L'employeur appelant entend soutenir, sur le harcèlement moral retenu par le premier juge, qu'au regard des dispositions de l'article L1152-1 du code du travail, la situation décrite par le salarié doit être susceptible de porter atteinte à ses droits, à sa dignité, d'altérer sa santé physique ou mentale ou de compromettre son avenir professionnel.

Alors qu'un fait isolé ne peut pas constituer, faute de répétition, un harcèlement moral.
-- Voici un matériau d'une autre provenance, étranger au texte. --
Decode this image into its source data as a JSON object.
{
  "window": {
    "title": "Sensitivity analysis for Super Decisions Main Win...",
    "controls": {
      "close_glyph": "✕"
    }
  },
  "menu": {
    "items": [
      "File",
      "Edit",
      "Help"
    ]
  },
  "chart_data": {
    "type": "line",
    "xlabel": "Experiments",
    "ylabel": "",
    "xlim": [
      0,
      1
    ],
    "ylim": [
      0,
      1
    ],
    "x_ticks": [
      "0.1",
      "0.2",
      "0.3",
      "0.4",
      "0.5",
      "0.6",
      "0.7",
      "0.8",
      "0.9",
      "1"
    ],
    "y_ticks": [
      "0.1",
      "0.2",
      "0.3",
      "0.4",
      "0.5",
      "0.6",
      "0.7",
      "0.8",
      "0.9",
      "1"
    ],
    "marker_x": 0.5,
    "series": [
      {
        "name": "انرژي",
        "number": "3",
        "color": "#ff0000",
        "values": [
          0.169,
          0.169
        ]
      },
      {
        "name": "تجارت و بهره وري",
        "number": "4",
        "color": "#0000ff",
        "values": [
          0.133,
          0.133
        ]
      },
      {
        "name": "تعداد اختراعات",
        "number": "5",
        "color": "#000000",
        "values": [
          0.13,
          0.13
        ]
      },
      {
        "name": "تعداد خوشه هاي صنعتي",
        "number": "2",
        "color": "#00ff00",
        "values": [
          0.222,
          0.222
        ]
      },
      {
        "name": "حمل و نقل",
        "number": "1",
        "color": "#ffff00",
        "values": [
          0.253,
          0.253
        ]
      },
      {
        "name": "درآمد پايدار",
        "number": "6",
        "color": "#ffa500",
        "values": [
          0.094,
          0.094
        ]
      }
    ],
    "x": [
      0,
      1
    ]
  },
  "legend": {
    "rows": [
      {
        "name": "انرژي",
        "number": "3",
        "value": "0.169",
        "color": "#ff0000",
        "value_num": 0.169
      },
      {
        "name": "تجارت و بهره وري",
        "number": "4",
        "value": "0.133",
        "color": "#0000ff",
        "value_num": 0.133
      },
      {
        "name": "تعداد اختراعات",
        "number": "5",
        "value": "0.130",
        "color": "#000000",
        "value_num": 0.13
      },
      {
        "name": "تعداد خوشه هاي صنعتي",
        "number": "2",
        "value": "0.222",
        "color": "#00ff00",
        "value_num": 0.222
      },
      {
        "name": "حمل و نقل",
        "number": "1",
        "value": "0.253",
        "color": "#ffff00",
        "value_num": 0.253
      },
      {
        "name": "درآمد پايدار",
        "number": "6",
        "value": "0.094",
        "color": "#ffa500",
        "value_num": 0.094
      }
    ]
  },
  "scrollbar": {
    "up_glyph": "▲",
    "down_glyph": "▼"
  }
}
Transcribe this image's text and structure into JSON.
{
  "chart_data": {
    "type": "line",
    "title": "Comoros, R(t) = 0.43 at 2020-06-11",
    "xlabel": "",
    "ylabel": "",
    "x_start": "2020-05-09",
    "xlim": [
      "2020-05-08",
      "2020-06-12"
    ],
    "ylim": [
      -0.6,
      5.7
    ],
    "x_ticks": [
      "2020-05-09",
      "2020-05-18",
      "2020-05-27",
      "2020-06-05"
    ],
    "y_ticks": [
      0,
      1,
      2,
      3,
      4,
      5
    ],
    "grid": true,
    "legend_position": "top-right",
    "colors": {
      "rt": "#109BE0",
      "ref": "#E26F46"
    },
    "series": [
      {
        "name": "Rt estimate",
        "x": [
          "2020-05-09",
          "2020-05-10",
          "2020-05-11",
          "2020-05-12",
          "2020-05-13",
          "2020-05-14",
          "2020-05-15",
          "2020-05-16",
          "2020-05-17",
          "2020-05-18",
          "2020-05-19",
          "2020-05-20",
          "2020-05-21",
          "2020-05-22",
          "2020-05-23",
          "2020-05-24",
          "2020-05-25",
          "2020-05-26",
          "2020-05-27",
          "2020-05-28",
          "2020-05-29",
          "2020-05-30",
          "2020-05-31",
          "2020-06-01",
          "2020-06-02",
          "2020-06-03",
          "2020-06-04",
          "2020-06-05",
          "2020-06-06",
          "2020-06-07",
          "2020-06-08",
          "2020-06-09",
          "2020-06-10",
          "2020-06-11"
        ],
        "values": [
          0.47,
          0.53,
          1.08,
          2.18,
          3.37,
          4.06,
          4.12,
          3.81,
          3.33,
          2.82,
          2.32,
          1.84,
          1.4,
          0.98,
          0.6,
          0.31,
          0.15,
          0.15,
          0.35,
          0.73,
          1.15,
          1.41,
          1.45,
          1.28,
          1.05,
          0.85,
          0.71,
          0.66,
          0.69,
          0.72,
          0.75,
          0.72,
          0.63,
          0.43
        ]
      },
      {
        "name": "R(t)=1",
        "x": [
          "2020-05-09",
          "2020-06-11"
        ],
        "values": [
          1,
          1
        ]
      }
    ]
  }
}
Avant de contester l'argumentaire soutenu par Madame [R] en première instance en versant plusieurs attestations, et la solution retenue par le Conseil de prud'hommes en ce qui concerne les points suivants : - la mauvaise gestion de l'arrêt maladie de la salarié - les changements d'emploi du temps et les jours non payés ayant apporté modification unilatérale du contrat de travail - l'absence d'humiliations et d'acharnement de l'employeur, ces allégations n'ayant d'ailleurs pas été retenues par le conseil de prud'hommes, et de conclure au rejet de la demande de dommages-intérêts, en l'absence d'automaticité de l'indemnisation sans préjudice établi et lien de causalité entre le comportement fautif de l'employeur et le résultat préjudiciable.

Alors que Madame [R] ne démontre aucunement que son inaptitude a été prononcée en raison d'un prétendu harcèlement moral dont elle se dit victime.